Who Needs to Comply With CMMC?

What is CMMC?

CMMC is a new requirement from the Department of Defense for all of its contractors. The CMMC consists of five levels of maturity, each with its own set of requirements. In order to continue working with the DoD, your company will need to be certified at one of these levels.

What are the levels of CMMC?

There are five levels of CMMC, each with its own set of requirements. The higher the level, the more stringent the requirements.

  • Level 1: Basic Cyber Hygiene
  • Level 2: Intermediate Cyber Hygiene
  • Level 3: Good Cyber Hygiene
  • Level 4: Proactive
  • Level 5: Advanced/Progressive Cyber Hygiene

Why is CMMC necessary?

The CMMC is necessary in order to protect the sensitive information that the DoD shares with its contractors. This information includes everything from weapon system designs to personal data of service members. By requiring all contractors to implement the CMMC, the DoD can ensure that this sensitive information is protected.

So who needs to comply with CMMC?

Any company that stores, processes, or transmits Controlled Unclassified Information (CUI) for the DoD will need to be certified. This includes companies that provide products and services to the DoD, as well as companies that contract with other businesses that provide products and services to the DoD. In other words, if your company is involved in any way with supplying goods or services to the Department of Defense, you will need to be CMMC certified.

What are the benefits of CMMC certification?

There are many benefits to becoming CMMC certified, including:

  • Increased security of CUI
  • Greater trust from customers
  • Improved competitiveness for bids
  • Ability to work with a wider range of companies
  • Potential for increased revenue
  • Improved employee morale

How can my company become CMMC certified?

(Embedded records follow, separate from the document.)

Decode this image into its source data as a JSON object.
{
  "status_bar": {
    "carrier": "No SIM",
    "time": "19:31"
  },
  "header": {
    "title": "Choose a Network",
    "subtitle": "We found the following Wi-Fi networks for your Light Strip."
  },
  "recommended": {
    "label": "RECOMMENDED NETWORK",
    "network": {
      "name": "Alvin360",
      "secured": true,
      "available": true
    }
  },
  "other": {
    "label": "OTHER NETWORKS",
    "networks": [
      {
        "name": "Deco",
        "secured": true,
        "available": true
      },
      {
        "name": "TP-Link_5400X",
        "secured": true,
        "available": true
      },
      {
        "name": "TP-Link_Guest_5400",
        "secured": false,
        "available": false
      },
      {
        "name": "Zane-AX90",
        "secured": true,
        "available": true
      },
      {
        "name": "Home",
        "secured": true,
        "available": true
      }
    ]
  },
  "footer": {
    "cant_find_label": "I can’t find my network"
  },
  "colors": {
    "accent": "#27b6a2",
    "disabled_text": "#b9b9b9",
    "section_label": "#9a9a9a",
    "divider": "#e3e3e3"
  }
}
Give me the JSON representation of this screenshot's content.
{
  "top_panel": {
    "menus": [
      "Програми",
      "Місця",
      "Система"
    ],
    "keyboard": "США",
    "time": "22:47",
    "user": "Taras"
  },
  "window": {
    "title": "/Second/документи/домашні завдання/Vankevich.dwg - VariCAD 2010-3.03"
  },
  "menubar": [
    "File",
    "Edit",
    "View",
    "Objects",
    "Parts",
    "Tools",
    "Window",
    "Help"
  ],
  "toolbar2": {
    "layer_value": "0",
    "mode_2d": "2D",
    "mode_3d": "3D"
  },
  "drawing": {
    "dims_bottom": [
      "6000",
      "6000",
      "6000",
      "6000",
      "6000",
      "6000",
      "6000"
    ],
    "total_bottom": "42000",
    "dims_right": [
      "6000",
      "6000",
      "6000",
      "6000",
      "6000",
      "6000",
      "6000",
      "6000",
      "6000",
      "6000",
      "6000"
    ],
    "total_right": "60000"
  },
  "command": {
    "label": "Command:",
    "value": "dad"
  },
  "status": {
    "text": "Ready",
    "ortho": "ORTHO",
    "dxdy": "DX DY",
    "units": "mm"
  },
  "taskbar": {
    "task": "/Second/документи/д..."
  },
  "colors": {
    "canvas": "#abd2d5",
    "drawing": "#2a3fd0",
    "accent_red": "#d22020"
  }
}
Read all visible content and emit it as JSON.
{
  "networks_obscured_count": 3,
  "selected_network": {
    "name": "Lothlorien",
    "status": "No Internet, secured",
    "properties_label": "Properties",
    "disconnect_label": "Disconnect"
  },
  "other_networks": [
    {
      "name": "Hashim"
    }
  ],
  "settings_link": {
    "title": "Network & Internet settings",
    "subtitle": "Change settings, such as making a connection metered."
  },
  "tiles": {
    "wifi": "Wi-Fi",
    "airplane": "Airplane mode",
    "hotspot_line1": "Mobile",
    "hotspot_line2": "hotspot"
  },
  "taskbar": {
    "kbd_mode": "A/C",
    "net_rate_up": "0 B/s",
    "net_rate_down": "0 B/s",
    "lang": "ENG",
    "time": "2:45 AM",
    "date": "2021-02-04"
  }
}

The first step is to contact a Registered Provider Organization (RPO) that is authorized to provide CMMC assessments. RPOs are organizations that have been approved by the CMMC Accreditation Body (CMMC-AB) to provide third-party assessments of a company’s compliance with the CMMC model. There are currently over 60 RPOs registered with the CMMC-AB, so you should be able to find one that is a good fit for your company.

The second step is to choose which maturity level you need to be certified at. There are five maturity levels, ranging from basic cyber hygiene practices to advanced and progressive capabilities. The level that you need to be certified at will depend on the type of CUI that your company handles.

Once you have selected an RPO and a maturity level, you can begin the assessment process. The assessment will consist of a review of your company’s systems and processes, as well as on-site interviews with employees. Once the assessment is complete, you will be issued a certificate that indicates your company’s compliance level.

What are the penalties for not being CMMC certified?

If your company is found to be handling CUI without the appropriate level of security, you may be subject to civil or criminal penalties. In addition, your company may be suspended or debarred from doing business with the DoD. This could have a devastating effect on your business, so it is important to make sure that you are compliant with the CMMC requirements.

The CMMC certification process can seem daunting, but it is important to remember that the benefits of becoming certified far outweigh the costs. By taking the time to become CMMC certified, you will be ensuring that your company is able to continue doing business with the Department of Defense and other companies that handle CUI.